Consumer spending picks up in February

The NRF continues to forecast retail sales will rise 3.4 percent this year to $2.53 trillion.

The report showed a 1 percent increase in sales at sporting goods, hobby, book and music stores, a 1.6 percent jump in auto sales, 1.5 percent gain at department stores — the best performance since November 2010 — and a 1 percent increase at appliance and electronics stores. 

Homeowners took advantage of a mild winter, boosting sales at building material, garden equipment and supplies dealers by 1.4 percent. 

Sales at clothing and clothing accessories stores were up 1.8 percent.

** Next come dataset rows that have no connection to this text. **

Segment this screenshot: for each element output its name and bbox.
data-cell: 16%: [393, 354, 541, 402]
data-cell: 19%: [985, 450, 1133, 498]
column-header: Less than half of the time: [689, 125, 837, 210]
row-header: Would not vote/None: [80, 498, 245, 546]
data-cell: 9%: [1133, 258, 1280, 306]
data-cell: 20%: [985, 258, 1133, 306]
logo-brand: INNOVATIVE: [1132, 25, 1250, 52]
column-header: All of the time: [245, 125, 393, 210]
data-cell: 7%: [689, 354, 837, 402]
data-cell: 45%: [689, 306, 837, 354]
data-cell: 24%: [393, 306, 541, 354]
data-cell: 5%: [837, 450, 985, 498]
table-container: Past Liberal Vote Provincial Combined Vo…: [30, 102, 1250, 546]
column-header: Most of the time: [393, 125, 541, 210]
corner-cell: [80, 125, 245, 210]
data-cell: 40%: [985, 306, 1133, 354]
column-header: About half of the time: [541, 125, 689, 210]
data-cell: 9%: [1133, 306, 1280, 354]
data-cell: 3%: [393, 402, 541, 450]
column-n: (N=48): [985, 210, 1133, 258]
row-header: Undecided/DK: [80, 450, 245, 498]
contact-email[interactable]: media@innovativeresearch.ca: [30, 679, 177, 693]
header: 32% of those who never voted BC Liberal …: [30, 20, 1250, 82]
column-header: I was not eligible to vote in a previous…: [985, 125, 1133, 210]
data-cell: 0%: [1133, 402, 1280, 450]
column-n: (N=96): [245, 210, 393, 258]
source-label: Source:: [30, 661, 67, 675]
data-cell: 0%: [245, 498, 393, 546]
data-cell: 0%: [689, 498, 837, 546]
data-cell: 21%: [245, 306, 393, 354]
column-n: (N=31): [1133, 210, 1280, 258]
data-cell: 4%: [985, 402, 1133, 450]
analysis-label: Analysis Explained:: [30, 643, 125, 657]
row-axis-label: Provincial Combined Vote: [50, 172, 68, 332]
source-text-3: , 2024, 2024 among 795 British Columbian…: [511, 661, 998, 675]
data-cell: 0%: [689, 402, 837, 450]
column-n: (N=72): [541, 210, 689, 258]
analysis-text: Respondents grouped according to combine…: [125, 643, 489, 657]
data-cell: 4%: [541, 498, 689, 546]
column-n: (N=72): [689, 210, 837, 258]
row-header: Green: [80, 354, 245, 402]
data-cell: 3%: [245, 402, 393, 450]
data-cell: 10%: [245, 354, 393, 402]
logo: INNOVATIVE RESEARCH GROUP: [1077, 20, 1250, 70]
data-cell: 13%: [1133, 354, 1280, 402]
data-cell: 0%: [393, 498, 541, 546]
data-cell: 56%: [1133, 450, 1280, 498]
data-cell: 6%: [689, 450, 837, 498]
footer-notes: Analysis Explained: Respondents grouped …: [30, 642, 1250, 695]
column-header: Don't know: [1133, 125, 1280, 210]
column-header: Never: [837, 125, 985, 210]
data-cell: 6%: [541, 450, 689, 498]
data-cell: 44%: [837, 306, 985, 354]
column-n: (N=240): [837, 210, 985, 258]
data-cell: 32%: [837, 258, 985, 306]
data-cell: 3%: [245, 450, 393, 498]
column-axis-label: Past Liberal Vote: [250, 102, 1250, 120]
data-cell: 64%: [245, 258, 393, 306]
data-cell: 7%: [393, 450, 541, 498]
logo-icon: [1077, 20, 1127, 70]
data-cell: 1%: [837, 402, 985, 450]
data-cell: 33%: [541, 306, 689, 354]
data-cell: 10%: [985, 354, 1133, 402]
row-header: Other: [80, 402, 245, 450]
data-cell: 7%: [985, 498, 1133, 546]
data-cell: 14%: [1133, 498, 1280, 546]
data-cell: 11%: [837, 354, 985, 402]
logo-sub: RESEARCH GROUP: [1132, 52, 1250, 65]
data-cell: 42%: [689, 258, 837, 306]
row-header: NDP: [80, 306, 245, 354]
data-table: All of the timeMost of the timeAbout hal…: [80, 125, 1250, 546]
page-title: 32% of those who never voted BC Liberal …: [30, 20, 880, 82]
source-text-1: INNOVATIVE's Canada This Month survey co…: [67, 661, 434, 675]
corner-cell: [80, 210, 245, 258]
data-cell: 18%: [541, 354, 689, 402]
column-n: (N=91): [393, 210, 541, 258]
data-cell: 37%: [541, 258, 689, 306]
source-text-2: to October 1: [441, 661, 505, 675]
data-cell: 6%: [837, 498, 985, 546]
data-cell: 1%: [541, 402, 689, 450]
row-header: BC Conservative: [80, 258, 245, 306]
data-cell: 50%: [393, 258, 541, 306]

“Pent-up demand is turning desires into needs, which is one reason why consumers have begun opening up their wallets,” said Jack Kleinhenz, NRF's chief economist. 

“There is no doubt that the economy is on the upswing, certainly compared to six months ago," he said. 

"Stronger-than-expected February sales and an improving labor market paint a bright picture of the U.S. economy, although the impact rising gas prices will have on the economy’s momentum remains unclear."

Hiring has eclipsed 200,000 jobs a month for the past three months — 227,000 jobs in February, 284,000 in January and 223,000 in November — for 734,000 total. 

The surge in sales was partially driven by a 3.3 percent increase in gasoline sales last month, as prices ticked up. 

Still, excluding gas, retail sales were up 0.8 percent.

The unemployment has dropped to 8.3 percent but remains elevated. 

In a separate Commerce report, business inventories increased 0.7 percent in January, while sales were up 0.4 percent.